Plants respond to their outside environment much more than people usually think. Day to day they can modulate a variety of variables from their leaf shape to the angle at which their stem is bent. Over the course of the year however much more is modulated, changing enough about the behavior of the plant to distinguish a discrete "Growing Season" during spring and summer and relative hibernation in the other half of the year. These changes are controlled by a variety of signals, but a paper published in Nature describes the significant effect that increasing CO2 levels have on the growing season.

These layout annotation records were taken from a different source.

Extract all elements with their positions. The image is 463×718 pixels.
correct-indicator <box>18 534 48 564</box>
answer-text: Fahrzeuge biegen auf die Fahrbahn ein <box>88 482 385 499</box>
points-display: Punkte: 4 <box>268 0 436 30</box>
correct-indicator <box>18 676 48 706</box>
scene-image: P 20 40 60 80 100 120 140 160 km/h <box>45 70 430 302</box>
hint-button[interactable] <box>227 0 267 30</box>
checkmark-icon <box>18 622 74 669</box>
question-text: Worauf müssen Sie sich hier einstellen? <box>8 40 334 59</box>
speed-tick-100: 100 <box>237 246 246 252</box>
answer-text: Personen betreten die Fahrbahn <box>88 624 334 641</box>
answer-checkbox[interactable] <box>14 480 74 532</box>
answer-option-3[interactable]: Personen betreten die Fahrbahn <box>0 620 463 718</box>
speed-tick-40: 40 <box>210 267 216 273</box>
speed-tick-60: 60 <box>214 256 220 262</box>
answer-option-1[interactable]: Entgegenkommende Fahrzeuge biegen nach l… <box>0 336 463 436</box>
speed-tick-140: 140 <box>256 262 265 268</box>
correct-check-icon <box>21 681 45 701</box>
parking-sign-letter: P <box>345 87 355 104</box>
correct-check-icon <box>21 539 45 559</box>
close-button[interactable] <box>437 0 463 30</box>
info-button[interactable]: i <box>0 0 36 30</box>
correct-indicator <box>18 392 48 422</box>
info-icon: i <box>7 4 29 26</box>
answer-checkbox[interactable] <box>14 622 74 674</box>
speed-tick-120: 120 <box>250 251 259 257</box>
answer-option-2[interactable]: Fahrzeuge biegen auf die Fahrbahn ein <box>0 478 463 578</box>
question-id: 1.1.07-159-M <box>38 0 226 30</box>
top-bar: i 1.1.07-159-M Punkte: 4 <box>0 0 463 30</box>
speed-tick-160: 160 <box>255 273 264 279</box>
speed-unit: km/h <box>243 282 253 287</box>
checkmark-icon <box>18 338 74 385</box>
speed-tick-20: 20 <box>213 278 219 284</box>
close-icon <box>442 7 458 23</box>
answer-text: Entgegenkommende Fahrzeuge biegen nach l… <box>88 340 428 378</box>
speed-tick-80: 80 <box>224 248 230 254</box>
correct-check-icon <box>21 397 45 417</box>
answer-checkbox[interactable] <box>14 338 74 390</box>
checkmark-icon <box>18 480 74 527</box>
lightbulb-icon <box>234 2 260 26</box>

Elevated CO2 levels have been attributed with a slight lengthening of the growing season already, and the experiment detailed in this paper hopes to determine what the growing season will look like in the future. Since a lot of water is lost by plants during CO2 uptake, increased CO2 concentrations allow the plants to lose less water per unit of CO2 taken in. Desiccation is a major threat to plants, so they will be more effective at growing as well as growing for longer. In plots of plants with raised CO2 levels, growing season was lengthened by 6.2 days. However, growing season is controlled by more than CO2 levels. The other main factor is temperature, and when the experimenters changed this as well the plot growing season lengthened by 14.2 days. Since temperatures are poised to rise as well as CO2 levels, this is an important metric.
While increased growing season may sound like a good thing at first, it can have very disruptive effects on the distribution and biodiversity of an area. In areas where freezing resistance is important, disruption of growing season can mean plants stay vulnerable for too long and end up taking freezing damage. Drastic changes in competitive advantage mean some plants will outcompete others quickly, decreasing biodiversity and increasing ecosystem fragility later.